Sadly, this is a factor in the approval or disapproval of rail projects all across Canada. Attempts to get the federal and provincial governments to tackle rail problems invariably hit a brick wall when the ridings are held by the opposition parties.

If there’s a bright note in this situation, it’s that a credible freight operator is already on the line in the form of the Southern Railway of British Columbia. But no amount of professional freight expertise is going to make this side of the business succeed unless it’s underpinned with modern infrastructure and an absence of political and amateur citizen interference, no matter how well meaning.

The answer to that problem can be found in California, where numerous publicly funded rail systems are entrusted to joint-powers authorities composed of representatives from the municipalities they serve. That’s the governance model required to end the gridlock on Vancouver Island and elsewhere in Canada.

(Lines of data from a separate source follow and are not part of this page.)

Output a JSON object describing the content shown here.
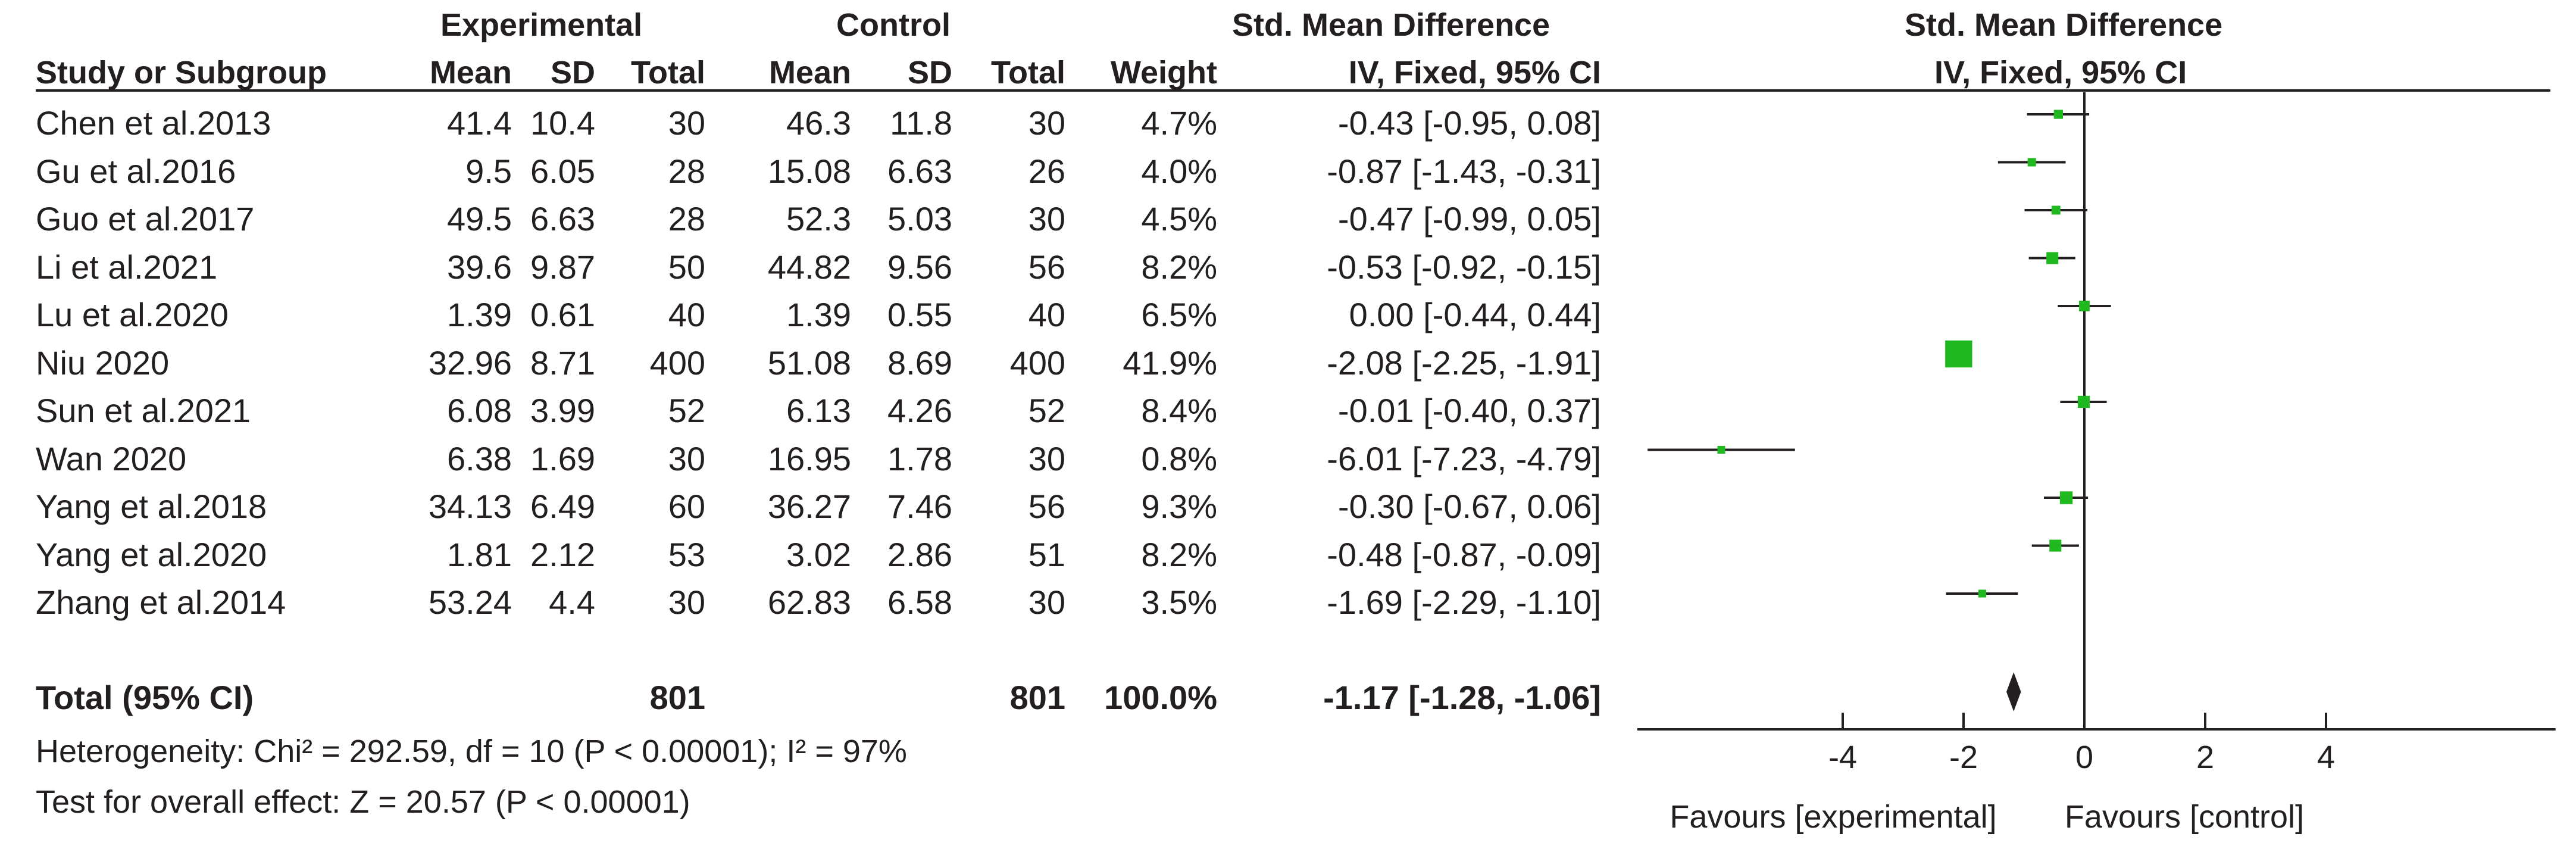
{
  "header": {
    "group_experimental": "Experimental",
    "group_control": "Control",
    "smd_left": "Std. Mean Difference",
    "smd_right": "Std. Mean Difference",
    "col_study": "Study or Subgroup",
    "col_mean_e": "Mean",
    "col_sd_e": "SD",
    "col_total_e": "Total",
    "col_mean_c": "Mean",
    "col_sd_c": "SD",
    "col_total_c": "Total",
    "col_weight": "Weight",
    "method_left": "IV, Fixed, 95% CI",
    "method_right": "IV, Fixed, 95% CI"
  },
  "studies": [
    {
      "name": "Chen et al.2013",
      "mean_e": "41.4",
      "sd_e": "10.4",
      "total_e": "30",
      "mean_c": "46.3",
      "sd_c": "11.8",
      "total_c": "30",
      "weight": "4.7%",
      "ci_text": "-0.43 [-0.95, 0.08]"
    },
    {
      "name": "Gu et al.2016",
      "mean_e": "9.5",
      "sd_e": "6.05",
      "total_e": "28",
      "mean_c": "15.08",
      "sd_c": "6.63",
      "total_c": "26",
      "weight": "4.0%",
      "ci_text": "-0.87 [-1.43, -0.31]"
    },
    {
      "name": "Guo et al.2017",
      "mean_e": "49.5",
      "sd_e": "6.63",
      "total_e": "28",
      "mean_c": "52.3",
      "sd_c": "5.03",
      "total_c": "30",
      "weight": "4.5%",
      "ci_text": "-0.47 [-0.99, 0.05]"
    },
    {
      "name": "Li et al.2021",
      "mean_e": "39.6",
      "sd_e": "9.87",
      "total_e": "50",
      "mean_c": "44.82",
      "sd_c": "9.56",
      "total_c": "56",
      "weight": "8.2%",
      "ci_text": "-0.53 [-0.92, -0.15]"
    },
    {
      "name": "Lu et al.2020",
      "mean_e": "1.39",
      "sd_e": "0.61",
      "total_e": "40",
      "mean_c": "1.39",
      "sd_c": "0.55",
      "total_c": "40",
      "weight": "6.5%",
      "ci_text": "0.00 [-0.44, 0.44]"
    },
    {
      "name": "Niu 2020",
      "mean_e": "32.96",
      "sd_e": "8.71",
      "total_e": "400",
      "mean_c": "51.08",
      "sd_c": "8.69",
      "total_c": "400",
      "weight": "41.9%",
      "ci_text": "-2.08 [-2.25, -1.91]"
    },
    {
      "name": "Sun et al.2021",
      "mean_e": "6.08",
      "sd_e": "3.99",
      "total_e": "52",
      "mean_c": "6.13",
      "sd_c": "4.26",
      "total_c": "52",
      "weight": "8.4%",
      "ci_text": "-0.01 [-0.40, 0.37]"
    },
    {
      "name": "Wan 2020",
      "mean_e": "6.38",
      "sd_e": "1.69",
      "total_e": "30",
      "mean_c": "16.95",
      "sd_c": "1.78",
      "total_c": "30",
      "weight": "0.8%",
      "ci_text": "-6.01 [-7.23, -4.79]"
    },
    {
      "name": "Yang et al.2018",
      "mean_e": "34.13",
      "sd_e": "6.49",
      "total_e": "60",
      "mean_c": "36.27",
      "sd_c": "7.46",
      "total_c": "56",
      "weight": "9.3%",
      "ci_text": "-0.30 [-0.67, 0.06]"
    },
    {
      "name": "Yang et al.2020",
      "mean_e": "1.81",
      "sd_e": "2.12",
      "total_e": "53",
      "mean_c": "3.02",
      "sd_c": "2.86",
      "total_c": "51",
      "weight": "8.2%",
      "ci_text": "-0.48 [-0.87, -0.09]"
    },
    {
      "name": "Zhang et al.2014",
      "mean_e": "53.24",
      "sd_e": "4.4",
      "total_e": "30",
      "mean_c": "62.83",
      "sd_c": "6.58",
      "total_c": "30",
      "weight": "3.5%",
      "ci_text": "-1.69 [-2.29, -1.10]"
    }
  ],
  "total": {
    "label": "Total (95% CI)",
    "total_e": "801",
    "total_c": "801",
    "weight": "100.0%",
    "ci_text": "-1.17 [-1.28, -1.06]"
  },
  "footer": {
    "heterogeneity": "Heterogeneity: Chi² = 292.59, df = 10 (P < 0.00001); I² = 97%",
    "overall_effect": "Test for overall effect: Z = 20.57 (P < 0.00001)"
  },
  "axis": {
    "favours_left": "Favours [experimental]",
    "favours_right": "Favours [control]"
  },
  "colors": {
    "marker": "#1fb81f",
    "text": "#231f20",
    "line": "#231f20"
  },
  "chart_data": {
    "type": "forest",
    "title": "Std. Mean Difference IV, Fixed, 95% CI",
    "xlabel_left": "Favours [experimental]",
    "xlabel_right": "Favours [control]",
    "xlim": [
      -7.4,
      7.8
    ],
    "ticks": [
      -4,
      -2,
      0,
      2,
      4
    ],
    "tick_labels": [
      "-4",
      "-2",
      "0",
      "2",
      "4"
    ],
    "studies": [
      {
        "name": "Chen et al.2013",
        "smd": -0.43,
        "lower": -0.95,
        "upper": 0.08,
        "weight": 4.7
      },
      {
        "name": "Gu et al.2016",
        "smd": -0.87,
        "lower": -1.43,
        "upper": -0.31,
        "weight": 4.0
      },
      {
        "name": "Guo et al.2017",
        "smd": -0.47,
        "lower": -0.99,
        "upper": 0.05,
        "weight": 4.5
      },
      {
        "name": "Li et al.2021",
        "smd": -0.53,
        "lower": -0.92,
        "upper": -0.15,
        "weight": 8.2
      },
      {
        "name": "Lu et al.2020",
        "smd": 0.0,
        "lower": -0.44,
        "upper": 0.44,
        "weight": 6.5
      },
      {
        "name": "Niu 2020",
        "smd": -2.08,
        "lower": -2.25,
        "upper": -1.91,
        "weight": 41.9
      },
      {
        "name": "Sun et al.2021",
        "smd": -0.01,
        "lower": -0.4,
        "upper": 0.37,
        "weight": 8.4
      },
      {
        "name": "Wan 2020",
        "smd": -6.01,
        "lower": -7.23,
        "upper": -4.79,
        "weight": 0.8
      },
      {
        "name": "Yang et al.2018",
        "smd": -0.3,
        "lower": -0.67,
        "upper": 0.06,
        "weight": 9.3
      },
      {
        "name": "Yang et al.2020",
        "smd": -0.48,
        "lower": -0.87,
        "upper": -0.09,
        "weight": 8.2
      },
      {
        "name": "Zhang et al.2014",
        "smd": -1.69,
        "lower": -2.29,
        "upper": -1.1,
        "weight": 3.5
      }
    ],
    "pooled": {
      "smd": -1.17,
      "lower": -1.28,
      "upper": -1.06
    }
  }
}
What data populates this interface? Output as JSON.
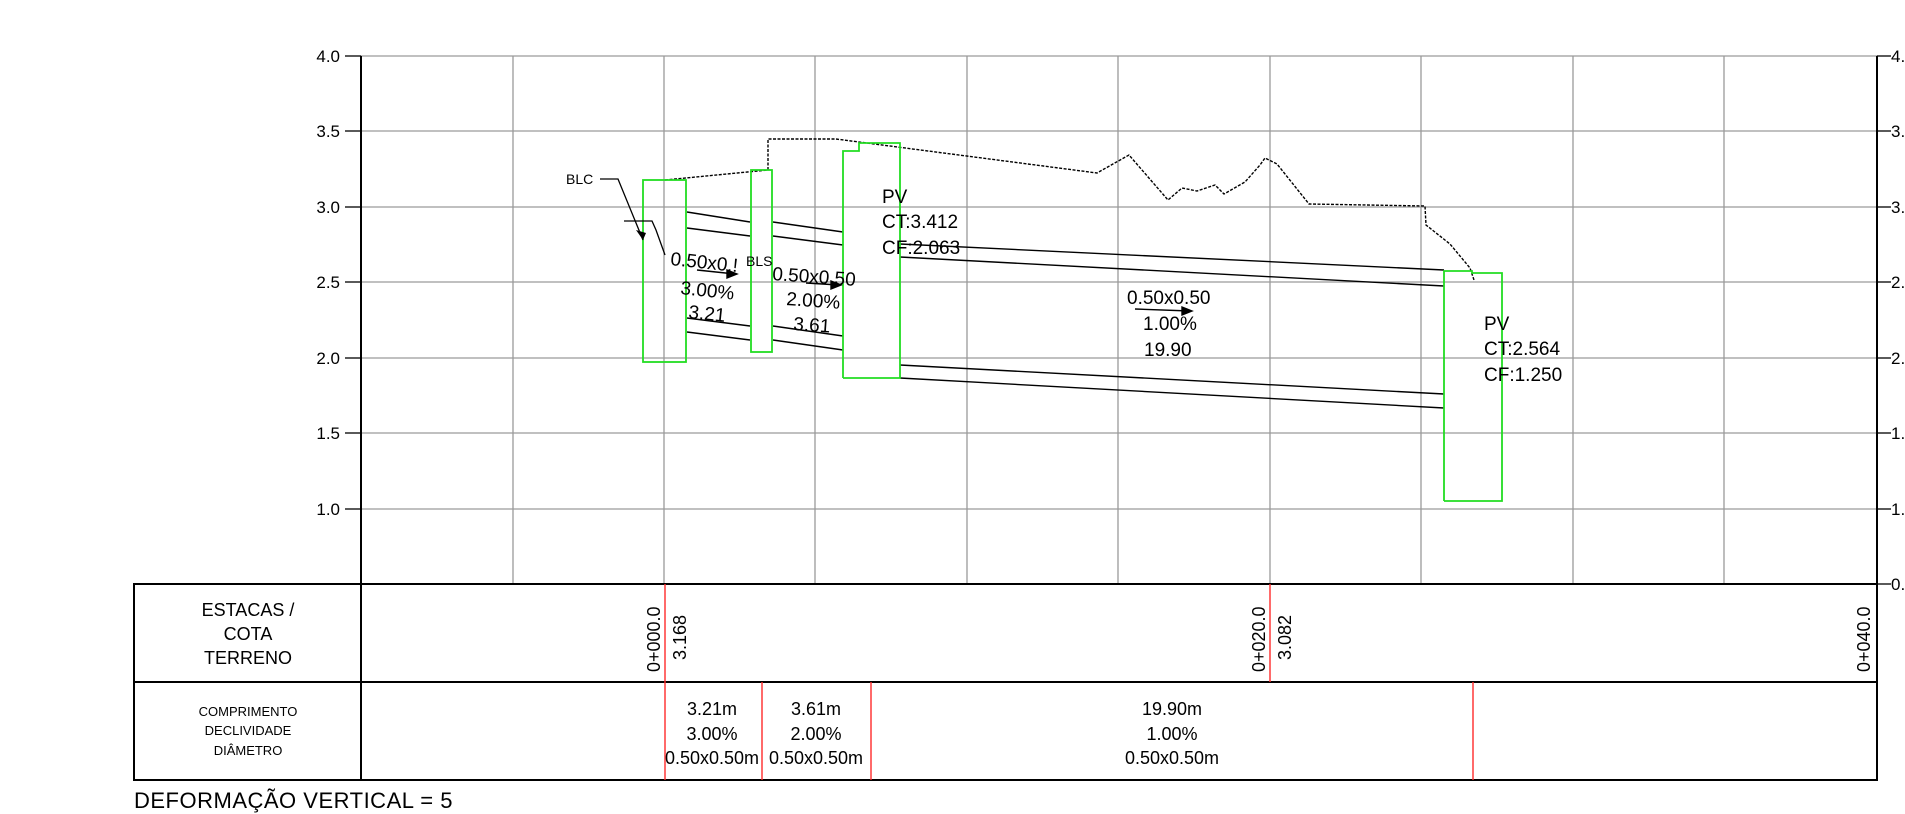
{
  "profile": {
    "y_axis_left": [
      "4.0",
      "3.5",
      "3.0",
      "2.5",
      "2.0",
      "1.5",
      "1.0"
    ],
    "y_axis_right": [
      "4.",
      "3.",
      "3.",
      "2.",
      "2.",
      "1.",
      "1.",
      "0."
    ],
    "blc_label": "BLC",
    "bls_label": "BLS",
    "pv1": {
      "title": "PV",
      "ct": "CT:3.412",
      "cf": "CF:2.063"
    },
    "pv2": {
      "title": "PV",
      "ct": "CT:2.564",
      "cf": "CF:1.250"
    },
    "segments": [
      {
        "diameter": "0.50x0.!",
        "slope": "3.00%",
        "length": "3.21"
      },
      {
        "diameter": "0.50x0.50",
        "slope": "2.00%",
        "length": "3.61"
      },
      {
        "diameter": "0.50x0.50",
        "slope": "1.00%",
        "length": "19.90"
      }
    ]
  },
  "table": {
    "row1_header": [
      "ESTACAS /",
      "COTA",
      "TERRENO"
    ],
    "row2_header": [
      "COMPRIMENTO",
      "DECLIVIDADE",
      "DIÂMETRO"
    ],
    "stations": [
      {
        "station": "0+000.0",
        "cota": "3.168"
      },
      {
        "station": "0+020.0",
        "cota": "3.082"
      },
      {
        "station": "0+040.0",
        "cota": ""
      }
    ],
    "segment_cells": [
      {
        "length": "3.21m",
        "slope": "3.00%",
        "diameter": "0.50x0.50m"
      },
      {
        "length": "3.61m",
        "slope": "2.00%",
        "diameter": "0.50x0.50m"
      },
      {
        "length": "19.90m",
        "slope": "1.00%",
        "diameter": "0.50x0.50m"
      }
    ]
  },
  "footer": {
    "note": "DEFORMAÇÃO VERTICAL = 5"
  }
}
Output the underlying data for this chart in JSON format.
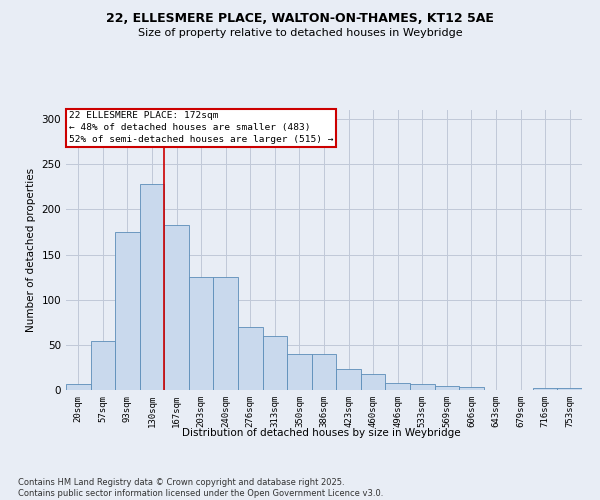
{
  "title_line1": "22, ELLESMERE PLACE, WALTON-ON-THAMES, KT12 5AE",
  "title_line2": "Size of property relative to detached houses in Weybridge",
  "xlabel": "Distribution of detached houses by size in Weybridge",
  "ylabel": "Number of detached properties",
  "categories": [
    "20sqm",
    "57sqm",
    "93sqm",
    "130sqm",
    "167sqm",
    "203sqm",
    "240sqm",
    "276sqm",
    "313sqm",
    "350sqm",
    "386sqm",
    "423sqm",
    "460sqm",
    "496sqm",
    "533sqm",
    "569sqm",
    "606sqm",
    "643sqm",
    "679sqm",
    "716sqm",
    "753sqm"
  ],
  "bar_values": [
    7,
    54,
    175,
    228,
    183,
    125,
    125,
    70,
    60,
    40,
    40,
    23,
    18,
    8,
    7,
    4,
    3,
    0,
    0,
    2,
    2
  ],
  "bar_color": "#c9d9ed",
  "bar_edge_color": "#5b8db8",
  "grid_color": "#c0c8d8",
  "background_color": "#e8edf5",
  "annotation_text": "22 ELLESMERE PLACE: 172sqm\n← 48% of detached houses are smaller (483)\n52% of semi-detached houses are larger (515) →",
  "marker_bin_index": 4,
  "ylim": [
    0,
    310
  ],
  "yticks": [
    0,
    50,
    100,
    150,
    200,
    250,
    300
  ],
  "footnote": "Contains HM Land Registry data © Crown copyright and database right 2025.\nContains public sector information licensed under the Open Government Licence v3.0."
}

With the California approach, the feds and the province would sign the cheques for their share of the costs and then vamoose, leaving the implementation and day-to-day operation to the new, locally based agency, its qualified staff and its contracted service providers. The upper levels of government would hold this single authority accountable, using the caveat that no further funds would be provided if the new authority didn’t deliver on mutually agreeable business and operating plans.

Why should all this effort and public expenditure be considered? Websites are full of data proving the economic, social and environmental payback from investment in modern rail passenger and freight systems. The latter point should be especially appealing to those in the federal and provincial governments, provided their statements endorsing the urgent need to address climate change are sincere.

More than a quarter of Canada’s greenhouse-gas emissions are due to automobiles and trucks, and one of the solutions is giving travellers an all-weather alternative to driving with safe, frequent and affordable rail service. Doing it right on Vancouver Island would require a one-time capital investment of about $150 million. That’s a bit more than the cost of one kilometre of Vancouver’s Evergreen Line SkyTrain extension.

The E&N is at a crossroads. Either do it right or call it a day. If the politically driven answer is the latter, then Vancouver Island will be out of step with the rest of the industrialized world. That decision should be considered carefully, but quickly.

Greg Gormick of St. Marys, Ont., is a rail consultant and government policy adviser whose clients have included Via, CP, CN and numerous public agencies and elected officials.